Home » Actueel » EGEM-i in perspectief / retrospectief

EGEM-i in perspectief / retrospectief

Vooruitlopend op de afronding van het onderzoek naar 110 EGEM-i realisatieplannen trekken de e-adviseurs Peter Ruijters, Jacob Ubbels en Peter ter Telgte al de eerste voorlopige conclusies.

  • Het maken en uitvoeren van een realisatieplan e-overheid vraagt nadrukkelijk om steun en focus van de top van de organisatie.
  • Door het werken aan realisatieplannen binnen gemeenten is het intern opdrachtgeverschap sterk verbeterd.
  • Klantsturing en het regisseren van processen zijn steeds meer de leidende thema’s bij gemeenten.
  • Gemeenten werken steeds vaker samen met andere gemeenten om de e-overheid te realiseren. Kwetsbaarheid, kwaliteit en kosten zijn de belangrijkste drijfveren.
  • Denken en werken onder architectuur heeft de afgelopen jaren een gigantische groei bij gemeenten laten zien. Vrijwel alle gemeenten omarmen de gemeentelijke referentiearchitectuur GEMMA.
  • In het EGEM-i traject stond de planvorming centraal. In veel gemeenten is gelijktijdig uitvoering gegeven aan projecten die onderdeel uitmaken van het realisatieplan.
  • De feitelijke implementatie van de realisatieplannen en de onderliggende projecten kan over het algemeen veel beter. Niet alleen gaat de uitvoering bij gemeenten niet altijd zoals gepland, ook bij de Rijksoverheid komen de bouwstenen voor de e-overheid maar beperkt beschikbaar. De komende jaren dient nadrukkelijk de uitvoering van de vele fraaie plannen centraal te staan.

De e-overheid

Toen vier jaar geleden EGEM-i startte, waren de doelstellingen aansprekend en welhaast idealistisch. Een overheid die betere dienstverlening levert aan burgers en bedrijven, efficiënter werkt, minder regels nodig heeft en niet naar de bekende weg vraagt. Een andere manier van (samen) werken en een betere inzet van ICT moesten hiervoor gaan zorgen. Dit is ‘de E-overheid’ gaan heten. Aan EGEM-i is de uitdagende opdracht gegeven om gemeenten in beweging te krijgen. Niet door zelf de uitvoering ter hand te nemen, maar door gemeenten te helpen een alomvattend realisatieplan te maken, waarin gemeenten gefaseerd maar gezwind tot de E-overheid toetreden. Zoals de Fransen momenteel aan hun vijfde republiek werken, zo zijn we in Nederland aan onze E-overheid begonnen.

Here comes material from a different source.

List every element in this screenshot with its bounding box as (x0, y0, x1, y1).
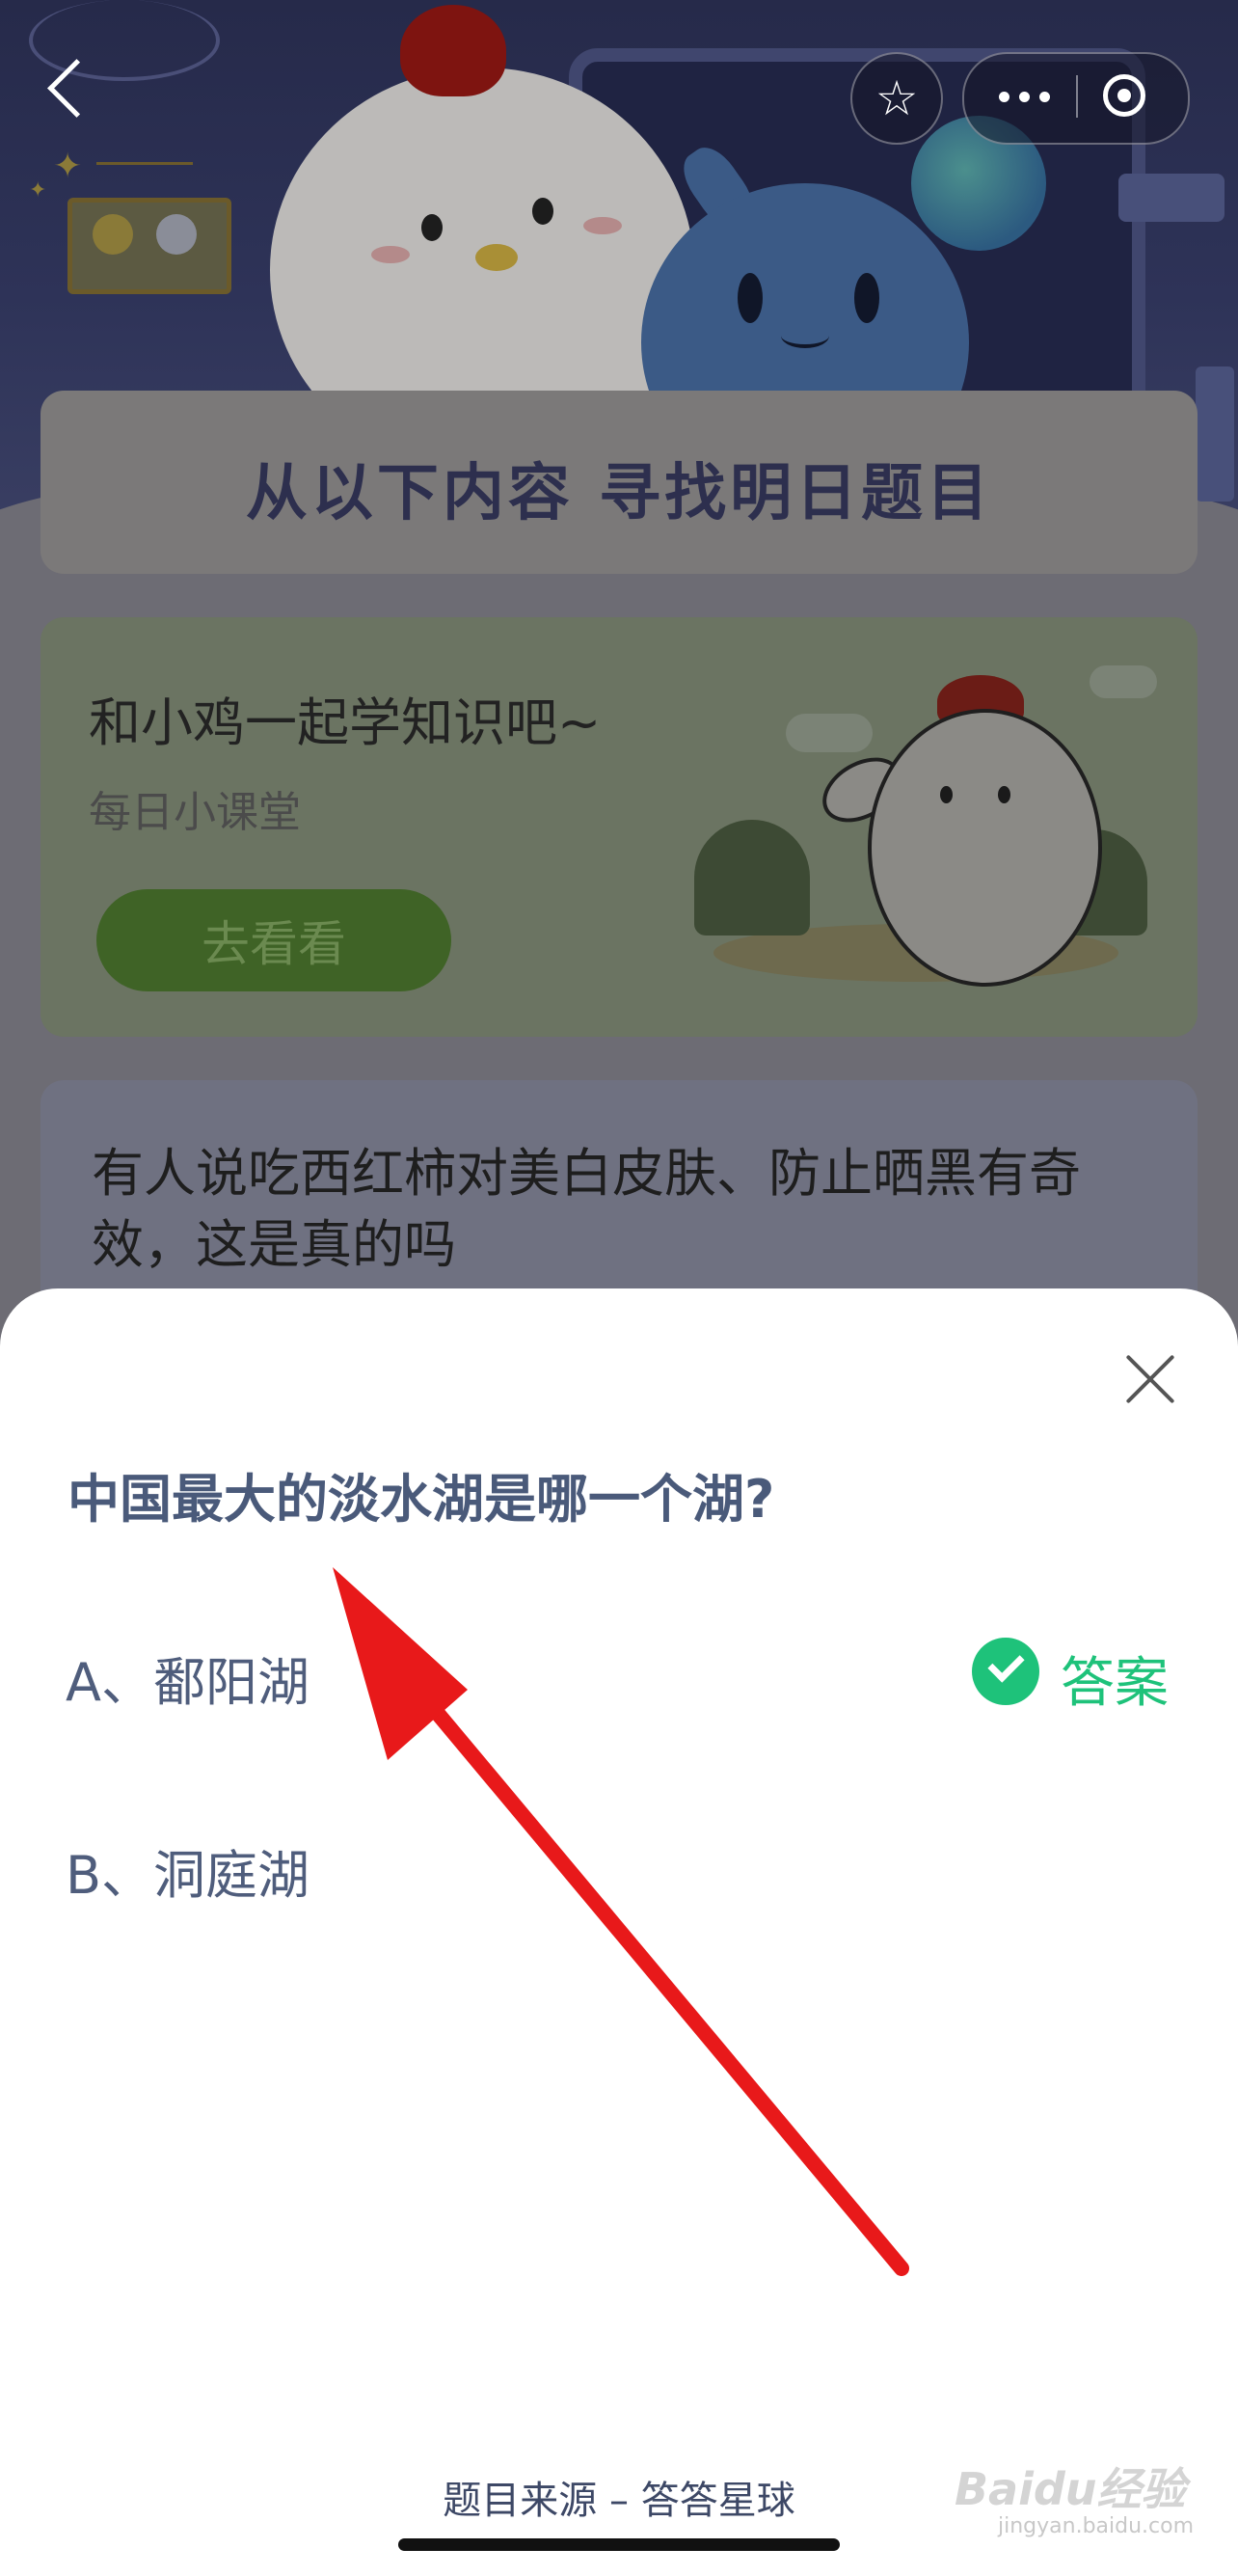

Nu EGEM-i op 1-1-2010 is opgegaan in KING en stichting e-certificering – ook dat gaat overigens gefaseerd – is de vraag gelegitimeerd of deze aanpak gewerkt heeft. Wat staat er in al die realisatieplannen? Welke thema’s staan centraal? Werken gemeenten eraan? En leidt het tot resultaat? Zijn we allemaal E-overheid? EGEM-i adviseurs van Telengy hebben de voorbije periode 115 gemeenten mogen begeleiden in het EGEM-i traject. Dat heeft geleid tot haast even zoveel realisatieplannen.

Wat staat er in de EGEM-i realisatieplannen?

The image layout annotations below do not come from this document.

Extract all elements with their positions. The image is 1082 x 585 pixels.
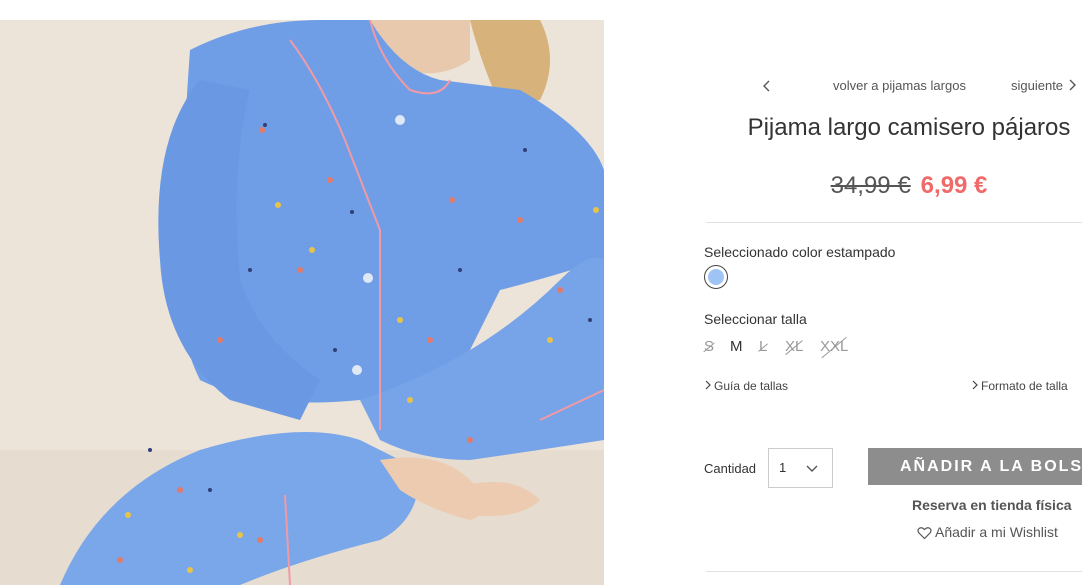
color-swatch[interactable]	[704, 265, 728, 289]
product-photo	[0, 20, 604, 585]
size-option[interactable]: XL	[785, 338, 803, 355]
chevron-right-icon	[1067, 78, 1077, 95]
wishlist-label: Añadir a mi Wishlist	[935, 524, 1058, 540]
product-image	[0, 20, 604, 585]
original-price: 34,99 €	[830, 172, 911, 199]
size-format-link[interactable]: Formato de talla	[971, 379, 1068, 394]
size-guide-link[interactable]: Guía de tallas	[704, 379, 788, 394]
add-to-bag-button[interactable]: AÑADIR A LA BOLSA	[868, 448, 1082, 485]
previous-product-button[interactable]	[760, 76, 774, 96]
sale-price: 6,99 €	[920, 172, 988, 199]
chevron-right-icon	[704, 379, 712, 394]
size-option[interactable]: L	[759, 338, 767, 355]
price-block: 34,99 € 6,99 €	[700, 172, 1082, 200]
color-label: Seleccionado color estampado	[704, 244, 896, 260]
chevron-left-icon	[763, 80, 770, 92]
divider	[706, 571, 1082, 572]
reserve-in-store-link[interactable]: Reserva en tienda física	[912, 497, 1072, 513]
quantity-label: Cantidad	[704, 461, 757, 476]
size-option[interactable]: S	[704, 338, 714, 355]
size-option[interactable]: M	[730, 338, 743, 355]
product-title: Pijama largo camisero pájaros	[747, 114, 1071, 141]
size-guide-label: Guía de tallas	[714, 379, 789, 393]
swatch-fill	[708, 269, 724, 285]
quantity-value: 1	[779, 460, 787, 475]
product-navigation: volver a pijamas largos siguiente	[700, 76, 1082, 96]
chevron-right-icon	[971, 379, 979, 394]
size-label: Seleccionar talla	[704, 311, 807, 327]
next-label: siguiente	[1011, 78, 1064, 93]
add-to-wishlist-link[interactable]: Añadir a mi Wishlist	[917, 524, 1058, 540]
quantity-select[interactable]: 1	[768, 448, 833, 488]
back-to-category-link[interactable]: volver a pijamas largos	[833, 78, 966, 93]
size-format-label: Formato de talla	[981, 379, 1068, 393]
divider	[706, 222, 1082, 223]
size-option[interactable]: XXL	[820, 338, 848, 355]
heart-icon	[917, 527, 932, 540]
next-product-link[interactable]: siguiente	[1011, 78, 1077, 95]
chevron-down-icon	[806, 461, 818, 479]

Er zijn verschillende typen plannen gemaakt, naargelang de ambities en de startpositie van de gemeente. Opvallend was overigens dat veel gemeenten die startpositie veel rooskleuriger inschatten dan na een analyse van de stand van zaken het geval bleek te zijn. Een beperkt aantal plannen kan getypeerd worden als multi-projectenplannen. Alle door de rijksoverheid benoemde projecten –aangeduid als e-overheidsvoorzieningen-  zijn op een rij gezet, in prioriteit, doorlooptijd, en investering. Voldoen aan de wettelijke eisen is veelal de drijfveer van deze plannen. Als grootste risico is veelal de beschikbaarheid van capaciteit en de focus op de projecten genoemd.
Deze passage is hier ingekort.